I have discovered a wonderful technique to cleaning the bathroom. I just keep the cleaner and sponge in there and clean during my shower. This leads to me smelling slightly like beach, but hey, the tub remains fairly clean.
These days I find myself taking long, deep breaths of air, almost as though I had forgotten to breathe for several moments and all of a sudden feel suffocated. In less than two weeks Keith and I will be at the half way mark of deployment, and I've got to be honest, I don't feel as buoyed up by this knowledge as I had thought I would.
Don't get me wrong, I am incredibly grateful for every day and moment that has passed by and that I need never go through again; I am grateful for everything that is already behind me. But I feel weighed down by everything yet to move through. Half way point means another half a year.
I'll feel better when I make it through March. Traditionally, I have loved March. I have loved it for its dripping water running off the points of icicles, for its sheets of water running rippling across the road from melting snow banks, for the clumps of soaked and tangled grass that begin to appear on south facing slopes.
I have loved March for the mud, which is traitorous of me, I know; there are some roads in New England that become literally impassable due to mud around that time of year.
I love the tin buckets that appear on the sides of gnarled maple trees. As I child, I would tip toe up to these and in wonder lift the lid. The clear liquid dripped down so slowly into the pail; its taste only hinted at sweetness.
But right now March is like a giant boulder between me and fresh air. It looms on the calender, countless days of snow and grey and nasty gloop on the car.
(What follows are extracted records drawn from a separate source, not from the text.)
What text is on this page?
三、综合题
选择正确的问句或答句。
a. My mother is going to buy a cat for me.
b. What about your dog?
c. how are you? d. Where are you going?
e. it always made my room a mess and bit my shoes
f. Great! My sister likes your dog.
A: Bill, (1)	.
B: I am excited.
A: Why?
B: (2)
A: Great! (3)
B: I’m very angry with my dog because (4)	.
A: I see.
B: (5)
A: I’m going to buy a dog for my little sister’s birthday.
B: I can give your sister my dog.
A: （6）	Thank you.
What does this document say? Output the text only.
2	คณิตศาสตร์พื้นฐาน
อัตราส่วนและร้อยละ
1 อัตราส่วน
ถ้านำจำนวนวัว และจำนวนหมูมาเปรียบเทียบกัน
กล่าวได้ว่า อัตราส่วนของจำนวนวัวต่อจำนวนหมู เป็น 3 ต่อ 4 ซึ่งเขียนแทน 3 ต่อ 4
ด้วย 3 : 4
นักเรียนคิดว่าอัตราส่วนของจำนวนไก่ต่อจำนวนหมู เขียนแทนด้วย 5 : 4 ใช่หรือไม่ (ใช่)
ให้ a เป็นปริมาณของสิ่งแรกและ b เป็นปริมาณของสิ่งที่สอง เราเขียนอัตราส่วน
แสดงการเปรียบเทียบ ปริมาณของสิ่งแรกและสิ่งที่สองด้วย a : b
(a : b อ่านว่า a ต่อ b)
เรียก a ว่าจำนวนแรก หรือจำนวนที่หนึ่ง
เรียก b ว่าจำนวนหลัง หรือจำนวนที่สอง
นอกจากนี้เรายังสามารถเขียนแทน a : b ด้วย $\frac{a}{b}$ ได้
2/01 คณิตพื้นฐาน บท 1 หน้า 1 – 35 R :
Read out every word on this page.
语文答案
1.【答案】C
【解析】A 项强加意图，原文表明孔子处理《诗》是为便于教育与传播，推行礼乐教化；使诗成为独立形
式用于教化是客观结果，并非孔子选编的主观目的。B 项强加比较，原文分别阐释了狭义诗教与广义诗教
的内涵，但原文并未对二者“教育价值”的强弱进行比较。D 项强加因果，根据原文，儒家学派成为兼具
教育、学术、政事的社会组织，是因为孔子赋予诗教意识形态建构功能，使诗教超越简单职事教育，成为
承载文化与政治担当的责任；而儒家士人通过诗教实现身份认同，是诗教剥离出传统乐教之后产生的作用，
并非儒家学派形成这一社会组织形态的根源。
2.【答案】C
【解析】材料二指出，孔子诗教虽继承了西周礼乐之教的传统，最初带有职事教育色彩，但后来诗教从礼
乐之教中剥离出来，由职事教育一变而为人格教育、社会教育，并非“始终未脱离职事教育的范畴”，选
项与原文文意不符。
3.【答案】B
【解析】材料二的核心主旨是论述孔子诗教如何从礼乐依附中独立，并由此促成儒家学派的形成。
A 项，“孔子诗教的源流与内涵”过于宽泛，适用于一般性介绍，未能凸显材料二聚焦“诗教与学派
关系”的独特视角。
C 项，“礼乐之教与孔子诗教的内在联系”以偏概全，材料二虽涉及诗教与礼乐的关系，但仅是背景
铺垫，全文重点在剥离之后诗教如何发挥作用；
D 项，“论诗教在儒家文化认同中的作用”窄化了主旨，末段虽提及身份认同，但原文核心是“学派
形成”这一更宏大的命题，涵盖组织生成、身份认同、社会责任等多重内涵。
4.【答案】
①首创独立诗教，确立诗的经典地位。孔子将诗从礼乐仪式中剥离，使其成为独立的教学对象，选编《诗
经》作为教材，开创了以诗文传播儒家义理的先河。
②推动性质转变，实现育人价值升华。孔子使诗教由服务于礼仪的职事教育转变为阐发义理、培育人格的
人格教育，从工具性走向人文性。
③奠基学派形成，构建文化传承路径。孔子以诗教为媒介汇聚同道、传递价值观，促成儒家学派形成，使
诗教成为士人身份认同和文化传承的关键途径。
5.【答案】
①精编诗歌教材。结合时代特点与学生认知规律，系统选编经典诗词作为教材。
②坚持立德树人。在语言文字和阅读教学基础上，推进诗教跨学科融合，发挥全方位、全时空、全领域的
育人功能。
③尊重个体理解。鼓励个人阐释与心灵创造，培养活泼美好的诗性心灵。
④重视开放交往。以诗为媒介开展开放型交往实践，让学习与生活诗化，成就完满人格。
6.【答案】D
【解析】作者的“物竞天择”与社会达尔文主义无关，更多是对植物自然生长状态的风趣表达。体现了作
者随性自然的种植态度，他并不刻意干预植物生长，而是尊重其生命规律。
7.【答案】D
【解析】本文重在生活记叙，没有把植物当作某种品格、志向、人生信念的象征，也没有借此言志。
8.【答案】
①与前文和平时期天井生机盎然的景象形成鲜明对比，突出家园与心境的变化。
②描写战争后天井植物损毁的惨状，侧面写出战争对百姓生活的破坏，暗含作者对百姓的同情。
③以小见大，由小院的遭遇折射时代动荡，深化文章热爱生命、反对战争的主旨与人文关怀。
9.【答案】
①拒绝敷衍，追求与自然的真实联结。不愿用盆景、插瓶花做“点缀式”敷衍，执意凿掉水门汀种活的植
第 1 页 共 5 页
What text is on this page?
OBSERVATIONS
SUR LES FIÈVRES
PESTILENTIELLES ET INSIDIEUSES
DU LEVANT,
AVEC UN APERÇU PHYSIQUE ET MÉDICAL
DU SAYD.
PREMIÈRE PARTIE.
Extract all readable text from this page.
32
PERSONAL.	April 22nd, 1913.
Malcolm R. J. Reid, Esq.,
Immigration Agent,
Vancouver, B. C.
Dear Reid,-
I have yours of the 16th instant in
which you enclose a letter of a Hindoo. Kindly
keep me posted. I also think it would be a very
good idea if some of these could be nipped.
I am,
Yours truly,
And Keith keeps calling me to tell me how much he misses me; last night he woke at four thirty in the morning and got out of bed to call me, despite the cold and the dark. And this drives me crazy, because I'm all the way over here and I can't go to him.
And the insurance information about my teeth getting worked on is abominably complicated and I can't understand a word of it and I can't find my last year's AGI number for the taxes, whatever the hell that is; and when I call the IRS they always tell me that due to the volume of calls received in this topic they cannot take my call and hang up on me, and I sorted through the papers that I did manage to save and although I kept the W-2s from last year's taxes, I did not keep a copy of the form itself.
I am terrible at keeping track of papers. It amazes me that at work I have now organized and put into proper order nearly every paperwork system there is in that building. I have audited every chart, put in place ticklers and mass e-mail lists, I have updated emergency files and binders.
However, at home in my expandable file folder I found such assorted things as a recipe for shrimp coconut soup, the manual for my coffee maker, old insurance information from jobs long past, and a birthday card from my parents. What was I thinking? Where is the important stuff? How can I be thirty one years old and have no records?
I am determined to change this. I am going to buy hanging file folders with labels and everything from every random place that currently holds papers (two kitchen drawers, a cupboard, one plastic drawer, the paper file folder, my purse, etc, etc...) will all be consolidated, properly labeled and alphabetized.
In the meantime, I must go and finish up cleaning the kitchen. Maybe I'll try the IRS again, just for the heck of it. Who knows, they might miss hearing from me.